01/30/2021, Ryushin Paul Haller, dharma talk at City Center.
The talk explores the interconnectedness of beings and the concept of mutuality within the context of significant cultural events, using Amanda Gorman's poetry recital at the 2021 U.S. presidential inauguration as a case study. It emphasizes the idea of individuality being shaped by a web of interconnected influences and the importance of acknowledging both positive and negative impacts from one's past, suggesting a continual process of personal alchemy as a core aspect of Zen practice.
- "The Hill We Climb" by Amanda Gorman: This poem, recited at the 2021 presidential inauguration, is highlighted as an embodiment of overcoming limitations and standing as an example of resilience, strength, and creativity.
- Seamus Heaney's Influence: Referenced in connection to President Joe Biden quoting his work, showcasing cultural and literary ties influencing significant public figures.

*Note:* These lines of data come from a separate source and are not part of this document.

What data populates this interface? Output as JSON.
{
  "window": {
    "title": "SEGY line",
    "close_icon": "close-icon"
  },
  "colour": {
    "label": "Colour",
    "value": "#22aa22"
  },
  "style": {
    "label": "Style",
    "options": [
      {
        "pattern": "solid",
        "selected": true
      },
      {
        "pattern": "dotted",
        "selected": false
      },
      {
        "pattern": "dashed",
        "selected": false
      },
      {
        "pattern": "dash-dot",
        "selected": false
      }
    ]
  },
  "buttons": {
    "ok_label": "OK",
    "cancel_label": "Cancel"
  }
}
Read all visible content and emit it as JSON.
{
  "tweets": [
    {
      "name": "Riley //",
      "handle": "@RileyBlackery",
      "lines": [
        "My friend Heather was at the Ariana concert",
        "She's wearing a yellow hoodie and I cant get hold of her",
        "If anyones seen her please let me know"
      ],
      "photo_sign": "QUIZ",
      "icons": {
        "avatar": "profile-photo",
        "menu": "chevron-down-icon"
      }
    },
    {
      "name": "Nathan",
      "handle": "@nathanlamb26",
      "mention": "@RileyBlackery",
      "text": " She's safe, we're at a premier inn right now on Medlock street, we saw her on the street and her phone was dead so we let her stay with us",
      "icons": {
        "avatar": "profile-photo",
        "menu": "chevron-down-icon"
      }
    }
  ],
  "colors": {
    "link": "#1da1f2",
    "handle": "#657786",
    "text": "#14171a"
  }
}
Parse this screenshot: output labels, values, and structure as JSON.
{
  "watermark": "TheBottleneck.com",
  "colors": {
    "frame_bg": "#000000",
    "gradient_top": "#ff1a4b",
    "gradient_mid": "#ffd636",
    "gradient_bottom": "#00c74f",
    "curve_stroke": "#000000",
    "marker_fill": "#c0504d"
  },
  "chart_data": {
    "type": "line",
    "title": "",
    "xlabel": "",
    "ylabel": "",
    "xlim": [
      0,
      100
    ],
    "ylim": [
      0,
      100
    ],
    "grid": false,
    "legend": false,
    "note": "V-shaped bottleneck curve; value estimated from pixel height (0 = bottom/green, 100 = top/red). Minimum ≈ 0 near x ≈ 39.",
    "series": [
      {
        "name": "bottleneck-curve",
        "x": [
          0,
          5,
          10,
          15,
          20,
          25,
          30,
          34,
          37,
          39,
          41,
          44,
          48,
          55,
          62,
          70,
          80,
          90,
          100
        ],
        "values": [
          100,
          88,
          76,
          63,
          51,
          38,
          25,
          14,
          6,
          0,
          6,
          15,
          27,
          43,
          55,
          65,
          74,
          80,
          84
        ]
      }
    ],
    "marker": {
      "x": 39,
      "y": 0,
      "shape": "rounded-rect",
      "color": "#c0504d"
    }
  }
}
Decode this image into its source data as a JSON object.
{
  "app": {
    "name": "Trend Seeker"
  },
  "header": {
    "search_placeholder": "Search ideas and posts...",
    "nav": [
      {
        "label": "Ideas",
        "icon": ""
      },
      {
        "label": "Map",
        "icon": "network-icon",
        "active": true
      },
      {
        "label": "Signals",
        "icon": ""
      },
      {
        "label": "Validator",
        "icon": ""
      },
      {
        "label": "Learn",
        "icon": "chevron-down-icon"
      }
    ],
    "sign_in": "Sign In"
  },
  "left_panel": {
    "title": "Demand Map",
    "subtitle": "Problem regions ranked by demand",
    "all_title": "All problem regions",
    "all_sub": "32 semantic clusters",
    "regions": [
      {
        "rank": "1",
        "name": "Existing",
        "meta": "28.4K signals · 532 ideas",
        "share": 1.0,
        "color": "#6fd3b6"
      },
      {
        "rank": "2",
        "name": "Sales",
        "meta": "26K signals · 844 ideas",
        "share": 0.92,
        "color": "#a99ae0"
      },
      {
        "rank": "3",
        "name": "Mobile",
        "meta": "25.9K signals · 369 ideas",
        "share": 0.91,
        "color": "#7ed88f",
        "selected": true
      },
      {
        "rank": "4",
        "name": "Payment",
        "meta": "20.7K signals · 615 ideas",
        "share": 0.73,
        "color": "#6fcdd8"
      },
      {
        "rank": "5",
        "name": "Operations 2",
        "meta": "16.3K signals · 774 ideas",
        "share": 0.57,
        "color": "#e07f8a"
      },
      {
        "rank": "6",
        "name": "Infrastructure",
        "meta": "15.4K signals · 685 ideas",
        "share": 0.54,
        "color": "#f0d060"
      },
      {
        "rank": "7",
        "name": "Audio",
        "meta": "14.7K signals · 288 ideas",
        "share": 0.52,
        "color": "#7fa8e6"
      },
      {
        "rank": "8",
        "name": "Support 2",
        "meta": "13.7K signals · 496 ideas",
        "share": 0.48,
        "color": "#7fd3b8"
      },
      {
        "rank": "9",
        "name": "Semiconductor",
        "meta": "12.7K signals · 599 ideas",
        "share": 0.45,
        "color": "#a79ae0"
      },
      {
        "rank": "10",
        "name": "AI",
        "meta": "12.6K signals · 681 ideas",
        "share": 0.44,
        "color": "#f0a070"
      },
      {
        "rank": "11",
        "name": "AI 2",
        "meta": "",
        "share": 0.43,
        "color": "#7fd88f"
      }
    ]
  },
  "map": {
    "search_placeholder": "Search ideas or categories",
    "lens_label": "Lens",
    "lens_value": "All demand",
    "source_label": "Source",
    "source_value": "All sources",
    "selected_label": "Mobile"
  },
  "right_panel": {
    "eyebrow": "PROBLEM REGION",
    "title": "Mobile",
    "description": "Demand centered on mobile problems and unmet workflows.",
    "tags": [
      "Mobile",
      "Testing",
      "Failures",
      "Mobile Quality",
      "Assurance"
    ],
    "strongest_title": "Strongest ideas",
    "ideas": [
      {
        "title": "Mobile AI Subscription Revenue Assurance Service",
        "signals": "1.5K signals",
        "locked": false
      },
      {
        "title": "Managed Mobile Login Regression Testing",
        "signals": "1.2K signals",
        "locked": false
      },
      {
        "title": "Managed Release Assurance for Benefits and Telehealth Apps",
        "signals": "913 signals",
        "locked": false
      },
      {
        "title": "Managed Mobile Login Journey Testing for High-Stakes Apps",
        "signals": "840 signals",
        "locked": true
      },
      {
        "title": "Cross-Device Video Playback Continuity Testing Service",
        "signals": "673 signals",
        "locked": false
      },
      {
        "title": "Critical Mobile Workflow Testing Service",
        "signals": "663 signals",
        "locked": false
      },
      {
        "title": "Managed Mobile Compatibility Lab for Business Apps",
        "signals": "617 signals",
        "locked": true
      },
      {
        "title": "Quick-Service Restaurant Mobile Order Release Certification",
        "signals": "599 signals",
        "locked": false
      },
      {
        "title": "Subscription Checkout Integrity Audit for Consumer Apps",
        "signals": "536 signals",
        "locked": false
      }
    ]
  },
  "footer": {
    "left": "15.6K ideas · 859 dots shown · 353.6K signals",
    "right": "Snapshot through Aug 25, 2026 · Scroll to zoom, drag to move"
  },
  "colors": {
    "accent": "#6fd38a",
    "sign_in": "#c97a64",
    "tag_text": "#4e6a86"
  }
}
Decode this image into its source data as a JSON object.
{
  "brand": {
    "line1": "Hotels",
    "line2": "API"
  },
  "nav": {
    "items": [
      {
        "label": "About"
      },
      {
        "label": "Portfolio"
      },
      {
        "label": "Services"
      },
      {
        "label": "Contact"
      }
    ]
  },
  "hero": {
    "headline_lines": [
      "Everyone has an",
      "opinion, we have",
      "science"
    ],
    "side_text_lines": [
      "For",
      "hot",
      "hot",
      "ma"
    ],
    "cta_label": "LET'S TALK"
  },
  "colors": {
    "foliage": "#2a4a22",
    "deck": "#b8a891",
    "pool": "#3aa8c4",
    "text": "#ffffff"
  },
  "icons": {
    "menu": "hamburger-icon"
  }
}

- Martin Luther King's Notion of Interconnectedness: Cited to discuss the comprehensive web of mutuality and its implications on individual and collective existence.
- David Whyte's Poetry: Mentioned in relation to Zen practice, emphasizing the power of awareness and attention to life's intricacies.
- The Bodhisattva Vow: Discussed as an underlying guide for engaging with life's challenges, encouraging viewers to embody Zen principles of mindfulness and compassion.
The discourse weaves these references within a framework of Zen practice, urging a reflection on personal histories and advocating for a renewal of intention as part of individual growth and communal fabric.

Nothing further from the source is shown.